More than 1,000 past and present employees of the US Department of Health and Human Services (HHS) have called for the resignation of health secretary Robert F Kennedy Jr, accusing him of endangering public health with repeated attacks on vaccines.
In a letter published on Wednesday, the group said Kennedy’s leadership had caused turmoil at the Centres for Disease Control and Prevention (CDC), citing the dismissal of its director, Susan Monarez, and her replacement by a Trump loyalist with no scientific background.
The letter, issued under the banner Save HHS and co-signed by six medical organisations, accused Kennedy of “endangering the nation’s health by spreading inaccurate health information”. It followed a New York Times opinion piece earlier this week by nine former CDC officials who described Monarez’s ousting as “unacceptable” and without precedent.

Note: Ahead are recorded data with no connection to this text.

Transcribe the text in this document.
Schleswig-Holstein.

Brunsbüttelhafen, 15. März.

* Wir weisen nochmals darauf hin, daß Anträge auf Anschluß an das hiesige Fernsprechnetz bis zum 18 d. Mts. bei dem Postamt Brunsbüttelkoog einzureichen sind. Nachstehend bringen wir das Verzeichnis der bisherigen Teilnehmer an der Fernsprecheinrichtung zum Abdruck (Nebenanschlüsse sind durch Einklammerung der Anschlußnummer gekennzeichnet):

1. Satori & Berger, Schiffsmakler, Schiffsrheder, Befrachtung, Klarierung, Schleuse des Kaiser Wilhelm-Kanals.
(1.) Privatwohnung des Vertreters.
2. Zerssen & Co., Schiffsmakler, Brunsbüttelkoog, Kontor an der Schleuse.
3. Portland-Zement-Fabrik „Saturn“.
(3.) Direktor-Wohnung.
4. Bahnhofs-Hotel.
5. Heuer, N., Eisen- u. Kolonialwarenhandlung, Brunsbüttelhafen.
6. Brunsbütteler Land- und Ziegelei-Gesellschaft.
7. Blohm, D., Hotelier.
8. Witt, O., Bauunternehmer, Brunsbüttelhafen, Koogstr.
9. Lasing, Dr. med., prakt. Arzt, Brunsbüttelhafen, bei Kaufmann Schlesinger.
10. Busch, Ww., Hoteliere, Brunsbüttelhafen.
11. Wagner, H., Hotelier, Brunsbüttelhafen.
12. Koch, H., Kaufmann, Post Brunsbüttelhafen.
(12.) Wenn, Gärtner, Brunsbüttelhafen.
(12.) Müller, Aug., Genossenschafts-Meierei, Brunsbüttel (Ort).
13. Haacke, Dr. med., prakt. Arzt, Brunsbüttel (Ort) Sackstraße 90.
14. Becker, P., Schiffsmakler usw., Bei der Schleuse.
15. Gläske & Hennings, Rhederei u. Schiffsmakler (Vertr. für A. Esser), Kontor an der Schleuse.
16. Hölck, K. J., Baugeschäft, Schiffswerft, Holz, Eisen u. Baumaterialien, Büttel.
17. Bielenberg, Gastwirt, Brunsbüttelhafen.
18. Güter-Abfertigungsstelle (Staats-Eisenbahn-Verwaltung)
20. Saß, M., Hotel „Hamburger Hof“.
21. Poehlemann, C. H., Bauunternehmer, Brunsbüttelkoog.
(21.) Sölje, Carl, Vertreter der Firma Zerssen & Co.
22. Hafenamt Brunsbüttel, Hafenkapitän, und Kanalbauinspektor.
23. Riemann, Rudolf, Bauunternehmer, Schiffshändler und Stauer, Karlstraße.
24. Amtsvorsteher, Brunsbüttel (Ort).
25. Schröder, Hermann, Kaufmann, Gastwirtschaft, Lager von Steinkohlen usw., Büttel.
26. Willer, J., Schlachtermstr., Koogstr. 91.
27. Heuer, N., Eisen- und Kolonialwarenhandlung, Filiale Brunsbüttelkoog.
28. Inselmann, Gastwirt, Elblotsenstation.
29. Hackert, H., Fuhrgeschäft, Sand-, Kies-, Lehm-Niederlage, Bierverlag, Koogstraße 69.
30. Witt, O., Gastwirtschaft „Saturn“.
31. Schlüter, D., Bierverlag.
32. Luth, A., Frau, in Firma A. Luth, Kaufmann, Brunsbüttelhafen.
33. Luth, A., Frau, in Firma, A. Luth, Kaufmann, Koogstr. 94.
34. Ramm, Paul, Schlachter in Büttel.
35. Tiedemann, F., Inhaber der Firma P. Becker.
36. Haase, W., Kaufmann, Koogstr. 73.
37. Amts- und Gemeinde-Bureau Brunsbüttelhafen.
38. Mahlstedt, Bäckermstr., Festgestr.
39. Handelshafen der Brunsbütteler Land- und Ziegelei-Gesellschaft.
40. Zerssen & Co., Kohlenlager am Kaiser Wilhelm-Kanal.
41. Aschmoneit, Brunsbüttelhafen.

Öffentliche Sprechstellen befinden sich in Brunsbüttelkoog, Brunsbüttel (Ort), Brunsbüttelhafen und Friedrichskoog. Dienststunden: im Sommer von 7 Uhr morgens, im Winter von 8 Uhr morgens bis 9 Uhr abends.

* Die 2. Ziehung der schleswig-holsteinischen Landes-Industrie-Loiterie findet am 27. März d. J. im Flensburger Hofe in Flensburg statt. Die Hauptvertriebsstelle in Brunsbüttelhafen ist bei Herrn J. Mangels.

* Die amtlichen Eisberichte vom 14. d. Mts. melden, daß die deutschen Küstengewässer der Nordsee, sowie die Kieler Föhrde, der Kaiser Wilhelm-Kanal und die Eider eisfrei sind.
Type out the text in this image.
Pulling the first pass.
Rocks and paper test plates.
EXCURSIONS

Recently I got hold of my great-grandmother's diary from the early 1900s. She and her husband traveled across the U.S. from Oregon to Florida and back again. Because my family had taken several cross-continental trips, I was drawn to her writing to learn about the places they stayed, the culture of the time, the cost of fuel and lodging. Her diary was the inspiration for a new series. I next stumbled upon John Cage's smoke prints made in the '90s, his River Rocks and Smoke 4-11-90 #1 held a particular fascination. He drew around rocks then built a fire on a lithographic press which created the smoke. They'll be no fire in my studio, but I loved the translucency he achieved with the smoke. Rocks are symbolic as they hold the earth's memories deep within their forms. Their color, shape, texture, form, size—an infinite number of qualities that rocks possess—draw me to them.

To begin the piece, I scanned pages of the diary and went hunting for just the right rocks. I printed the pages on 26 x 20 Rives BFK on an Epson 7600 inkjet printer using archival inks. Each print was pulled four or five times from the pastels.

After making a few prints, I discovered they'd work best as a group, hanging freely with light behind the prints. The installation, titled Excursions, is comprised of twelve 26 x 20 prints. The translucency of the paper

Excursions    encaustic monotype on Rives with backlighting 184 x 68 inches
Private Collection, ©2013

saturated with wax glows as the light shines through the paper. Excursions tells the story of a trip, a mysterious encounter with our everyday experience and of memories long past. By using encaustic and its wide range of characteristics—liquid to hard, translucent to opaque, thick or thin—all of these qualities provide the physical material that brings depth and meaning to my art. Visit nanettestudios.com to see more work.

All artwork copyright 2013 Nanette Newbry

The letter lists the resignations of senior health figures including Demetre Daskalakis, head of the CDC’s immunisation division; Daniel Jernigan, director for emerging and zoonotic infectious diseases; and Debra Houry, the agency’s chief medical officer. It also condemns Kennedy’s appointment of “political ideologues who pose as scientific experts” to senior posts, including to a vaccine advisory panel where some members have promoted discredited theories linking vaccines to autism.
The controversy comes after the Food and Drug Administration (FDA) restricted access to updated Covid-19 vaccines, prompting Kennedy to claim online that Biden-era mandates had been rescinded and that jabs would now be available only to those most at risk.
“Our oath requires us to speak out when the constitution is violated and the American people are put at risk,” the signatories wrote. “Secretary Kennedy’s actions are compromising the health of this nation, and we demand his resignation.”
They urged Donald Trump to appoint a new health secretary with “qualifications and experience” to ensure policy is guided by peer-reviewed science.
Trump has acknowledged the unrest at the CDC, saying the agency was being “ripped apart” by disputes over vaccines, though he blamed pharmaceutical companies for failing to provide transparency over Covid-19 vaccine data. The White House previously defended Monarez’s dismissal, saying she was “not aligned with the president’s agenda”. Her firing last month prompted bipartisan criticism and a staff walkout at the CDC.
An HHS statement rejected suggestions that Kennedy’s rhetoric contributed to an attack on CDC headquarters in Atlanta on 8 August, in which a police officer was killed, calling the allegations “an attempt to politicise a tragedy”.
Responding to the letter, HHS communications director Andrew Nixon said: “Secretary Kennedy has been clear: the CDC has been broken for a long time. Restoring it as the world’s most trusted guardian of public health will take sustained reform and more personnel changes.”
The employees stressed they had signed the letter in a personal capacity, without government resources, adding that many colleagues had withheld their names for fear of retaliation.
Meanwhile, around 30 staff at the Federal Emergency Management Agency (Fema) were placed on leave last week after signing a separate letter criticising Trump’s overhaul of the agency and warning it risked a repeat of the devastation seen during Hurricane Katrina in 2005.